Still to be Worked Out
There is no certainty that the regulations will be finalized any time soon. With a law that has so much controversial history and potential, it could be many months before final regulations which meet the approval of the public and of Congress are published. Most observers, including officials at the U.S. Department of State, estimate that it will be about two years before the regulations are in place, the accreditation system put in place by accrediting bodies, and the necessary accreditations received by non-profit agencies.
A consideration that has not received any attention is the role of attorneys and others in the new Convention process. Although the Convention allows nations to specify that attorneys may be "approved" to carry out certain functions, the Convention also allows nations to bar any adoption providers except agencies from participating. For decades, countries like the Republic of Korea have banned all but agencies. Many other countries have similar policies. Similarly, a few U.S. jurisdictions also prevent attorneys or any other adoption providers other than agencies from doing adoptive placements. A decision will need to be made about the U.S. position on attorney and other non-agency placements under the Convention.
It is possible, for instance, that the U.S. would decide to bar all non-U.S. adoption providers except agencies from arranging intercountry adoptions of U.S. children. It is unlikely, given the power of attorneys and the fact that influential adoptive parent groups want as many options as possible available to them, that the U.S. would declare that only U.S. agencies will be allowed to help U.S. citizens with the adoption of children from other countries.

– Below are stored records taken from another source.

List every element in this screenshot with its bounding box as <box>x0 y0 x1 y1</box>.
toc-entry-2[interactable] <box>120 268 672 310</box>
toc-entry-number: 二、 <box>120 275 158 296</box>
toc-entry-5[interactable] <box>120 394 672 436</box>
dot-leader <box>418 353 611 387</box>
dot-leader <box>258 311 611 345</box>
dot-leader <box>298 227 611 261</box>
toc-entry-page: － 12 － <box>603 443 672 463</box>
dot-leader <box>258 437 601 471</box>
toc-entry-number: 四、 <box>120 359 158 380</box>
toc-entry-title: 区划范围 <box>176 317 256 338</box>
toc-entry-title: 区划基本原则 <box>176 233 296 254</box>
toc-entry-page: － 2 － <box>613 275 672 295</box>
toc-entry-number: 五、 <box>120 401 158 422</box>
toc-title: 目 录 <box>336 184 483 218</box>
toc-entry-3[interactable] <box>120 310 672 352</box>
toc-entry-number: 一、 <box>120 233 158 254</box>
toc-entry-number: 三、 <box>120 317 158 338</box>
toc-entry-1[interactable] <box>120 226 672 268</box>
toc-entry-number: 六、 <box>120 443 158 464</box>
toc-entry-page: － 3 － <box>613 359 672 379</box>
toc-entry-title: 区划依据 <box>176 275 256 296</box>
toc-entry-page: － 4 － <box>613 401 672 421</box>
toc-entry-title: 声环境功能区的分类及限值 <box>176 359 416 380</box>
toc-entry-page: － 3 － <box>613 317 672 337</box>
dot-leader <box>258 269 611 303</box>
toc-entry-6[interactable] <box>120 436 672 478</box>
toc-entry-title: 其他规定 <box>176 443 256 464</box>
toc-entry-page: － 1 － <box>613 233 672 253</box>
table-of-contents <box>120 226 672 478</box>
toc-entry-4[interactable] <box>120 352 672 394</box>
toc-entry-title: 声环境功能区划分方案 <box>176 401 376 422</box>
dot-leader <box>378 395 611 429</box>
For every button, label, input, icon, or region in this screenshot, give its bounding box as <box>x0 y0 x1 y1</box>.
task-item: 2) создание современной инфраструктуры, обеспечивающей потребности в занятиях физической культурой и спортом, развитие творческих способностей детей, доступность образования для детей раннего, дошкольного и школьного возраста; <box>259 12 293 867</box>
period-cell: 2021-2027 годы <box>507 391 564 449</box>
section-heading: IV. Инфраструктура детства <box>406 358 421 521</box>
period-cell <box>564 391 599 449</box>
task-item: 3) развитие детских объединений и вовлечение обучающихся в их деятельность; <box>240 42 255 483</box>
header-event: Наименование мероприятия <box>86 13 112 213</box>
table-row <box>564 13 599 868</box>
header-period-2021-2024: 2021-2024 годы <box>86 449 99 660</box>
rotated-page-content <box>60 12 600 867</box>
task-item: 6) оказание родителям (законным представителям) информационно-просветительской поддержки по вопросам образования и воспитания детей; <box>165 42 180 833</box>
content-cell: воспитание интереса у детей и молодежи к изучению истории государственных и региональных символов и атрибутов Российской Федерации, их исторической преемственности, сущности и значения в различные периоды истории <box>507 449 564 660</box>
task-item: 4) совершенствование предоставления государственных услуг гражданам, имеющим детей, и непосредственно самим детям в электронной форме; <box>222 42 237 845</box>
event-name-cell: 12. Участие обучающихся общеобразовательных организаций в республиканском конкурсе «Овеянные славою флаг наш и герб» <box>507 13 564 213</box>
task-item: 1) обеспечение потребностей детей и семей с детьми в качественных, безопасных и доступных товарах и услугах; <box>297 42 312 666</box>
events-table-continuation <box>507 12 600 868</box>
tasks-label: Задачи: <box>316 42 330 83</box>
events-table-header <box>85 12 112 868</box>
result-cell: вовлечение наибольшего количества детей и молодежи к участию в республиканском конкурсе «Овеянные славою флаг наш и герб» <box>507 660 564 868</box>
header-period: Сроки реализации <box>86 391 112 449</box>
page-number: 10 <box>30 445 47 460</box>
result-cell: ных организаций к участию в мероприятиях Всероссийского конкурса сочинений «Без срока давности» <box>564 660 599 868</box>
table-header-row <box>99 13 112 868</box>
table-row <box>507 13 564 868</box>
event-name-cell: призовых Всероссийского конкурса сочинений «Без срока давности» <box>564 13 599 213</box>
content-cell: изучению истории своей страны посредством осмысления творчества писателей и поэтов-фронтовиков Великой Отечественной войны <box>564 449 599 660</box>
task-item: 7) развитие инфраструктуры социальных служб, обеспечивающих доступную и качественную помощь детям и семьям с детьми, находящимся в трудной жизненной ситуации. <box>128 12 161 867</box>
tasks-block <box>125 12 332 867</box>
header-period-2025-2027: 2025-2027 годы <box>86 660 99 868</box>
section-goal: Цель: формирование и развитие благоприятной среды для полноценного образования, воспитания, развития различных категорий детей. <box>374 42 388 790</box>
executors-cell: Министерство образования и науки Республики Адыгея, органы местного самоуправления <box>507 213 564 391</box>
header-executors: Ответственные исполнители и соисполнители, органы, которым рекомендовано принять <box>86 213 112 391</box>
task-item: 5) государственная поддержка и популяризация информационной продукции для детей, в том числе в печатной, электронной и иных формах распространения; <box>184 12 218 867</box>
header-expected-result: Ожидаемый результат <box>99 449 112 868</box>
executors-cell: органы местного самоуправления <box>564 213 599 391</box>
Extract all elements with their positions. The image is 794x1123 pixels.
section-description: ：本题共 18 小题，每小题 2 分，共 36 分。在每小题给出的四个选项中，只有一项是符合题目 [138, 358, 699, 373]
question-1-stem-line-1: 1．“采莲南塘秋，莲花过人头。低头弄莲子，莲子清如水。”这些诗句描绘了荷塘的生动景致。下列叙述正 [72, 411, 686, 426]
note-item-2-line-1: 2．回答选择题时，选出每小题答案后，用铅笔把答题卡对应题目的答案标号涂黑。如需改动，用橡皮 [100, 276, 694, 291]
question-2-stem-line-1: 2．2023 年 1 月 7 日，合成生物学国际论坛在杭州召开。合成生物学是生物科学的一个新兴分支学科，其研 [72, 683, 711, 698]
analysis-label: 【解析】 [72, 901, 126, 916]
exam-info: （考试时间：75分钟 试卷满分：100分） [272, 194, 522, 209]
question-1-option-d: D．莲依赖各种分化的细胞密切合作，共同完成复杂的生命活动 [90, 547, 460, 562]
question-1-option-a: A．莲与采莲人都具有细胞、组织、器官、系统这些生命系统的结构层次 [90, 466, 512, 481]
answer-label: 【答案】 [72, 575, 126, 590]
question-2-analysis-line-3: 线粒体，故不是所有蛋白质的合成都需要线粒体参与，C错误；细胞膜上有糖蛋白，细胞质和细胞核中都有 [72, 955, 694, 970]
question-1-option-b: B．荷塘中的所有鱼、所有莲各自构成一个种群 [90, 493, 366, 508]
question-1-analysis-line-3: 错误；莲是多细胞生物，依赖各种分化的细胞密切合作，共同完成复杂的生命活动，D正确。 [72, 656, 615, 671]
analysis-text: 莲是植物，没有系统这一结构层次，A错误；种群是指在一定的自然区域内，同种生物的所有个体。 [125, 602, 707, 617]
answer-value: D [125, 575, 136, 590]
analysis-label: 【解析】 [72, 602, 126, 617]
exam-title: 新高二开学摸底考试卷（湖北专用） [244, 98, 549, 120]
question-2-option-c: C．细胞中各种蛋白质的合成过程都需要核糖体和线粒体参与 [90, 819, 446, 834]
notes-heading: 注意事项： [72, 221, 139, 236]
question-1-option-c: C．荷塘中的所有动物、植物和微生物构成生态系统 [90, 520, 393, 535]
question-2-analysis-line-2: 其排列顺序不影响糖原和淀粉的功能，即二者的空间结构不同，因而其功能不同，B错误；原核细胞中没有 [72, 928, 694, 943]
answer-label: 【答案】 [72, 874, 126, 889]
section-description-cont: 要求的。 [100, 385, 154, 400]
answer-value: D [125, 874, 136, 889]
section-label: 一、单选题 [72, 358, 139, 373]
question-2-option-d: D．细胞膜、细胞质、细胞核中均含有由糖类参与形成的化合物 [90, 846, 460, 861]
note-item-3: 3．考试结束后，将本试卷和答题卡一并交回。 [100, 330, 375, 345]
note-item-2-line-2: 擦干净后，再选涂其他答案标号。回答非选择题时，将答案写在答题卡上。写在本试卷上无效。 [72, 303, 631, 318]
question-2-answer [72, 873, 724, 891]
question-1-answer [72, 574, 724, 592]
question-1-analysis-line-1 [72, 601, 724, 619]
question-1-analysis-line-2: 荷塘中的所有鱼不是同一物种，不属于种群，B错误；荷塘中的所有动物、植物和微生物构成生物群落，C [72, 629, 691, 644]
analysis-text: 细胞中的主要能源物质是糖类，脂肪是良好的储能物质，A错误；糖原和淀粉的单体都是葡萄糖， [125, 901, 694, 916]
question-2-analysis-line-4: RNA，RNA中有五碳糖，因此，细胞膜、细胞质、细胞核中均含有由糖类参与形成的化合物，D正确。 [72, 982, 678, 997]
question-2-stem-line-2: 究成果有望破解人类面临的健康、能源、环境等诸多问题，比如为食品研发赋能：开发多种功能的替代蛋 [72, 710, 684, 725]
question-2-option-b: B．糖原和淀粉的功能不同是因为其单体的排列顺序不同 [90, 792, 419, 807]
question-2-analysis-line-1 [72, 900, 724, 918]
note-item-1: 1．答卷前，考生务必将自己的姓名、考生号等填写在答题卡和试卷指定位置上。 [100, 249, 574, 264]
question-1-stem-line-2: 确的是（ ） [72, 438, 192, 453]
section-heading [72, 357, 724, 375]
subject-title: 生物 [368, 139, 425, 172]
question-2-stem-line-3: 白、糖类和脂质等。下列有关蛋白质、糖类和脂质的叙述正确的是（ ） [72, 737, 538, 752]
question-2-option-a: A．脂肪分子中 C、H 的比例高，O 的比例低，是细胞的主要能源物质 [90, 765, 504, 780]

Until these and other questions are settled and the entire system is ready to function, the U.S. will not take the step of formally "depositing" the "instrument of ratification" at The Hague. Following the receipt of that document, it will be another three months before the Convention actually goes into effect for the U.S. Even then, the Convention will only impact those adoptions which take place between two countries that have the Convention fully in place. At this time, for instance, the country that is the largest adoption partner of the U.S., China, has not ratified or implemented the Convention. There are signs that China will move to put the Convention in place, just as the Russian Federation, the U.S.'s second-largest adoption partner, has recently done.
The most reliable web sites for information about the Convention, in addition to The Hague Conference on Private International Law, are the web sites of the U.S. Department of State and the National Council For Adoption. At the present time, there are so many unanswered questions about regulatory and other matters that need to be addressed that little is certain other than the texts of the treaty and the implementing legislation, both of which can be obtained by going to THOMAS at the web site of the Library of Congress.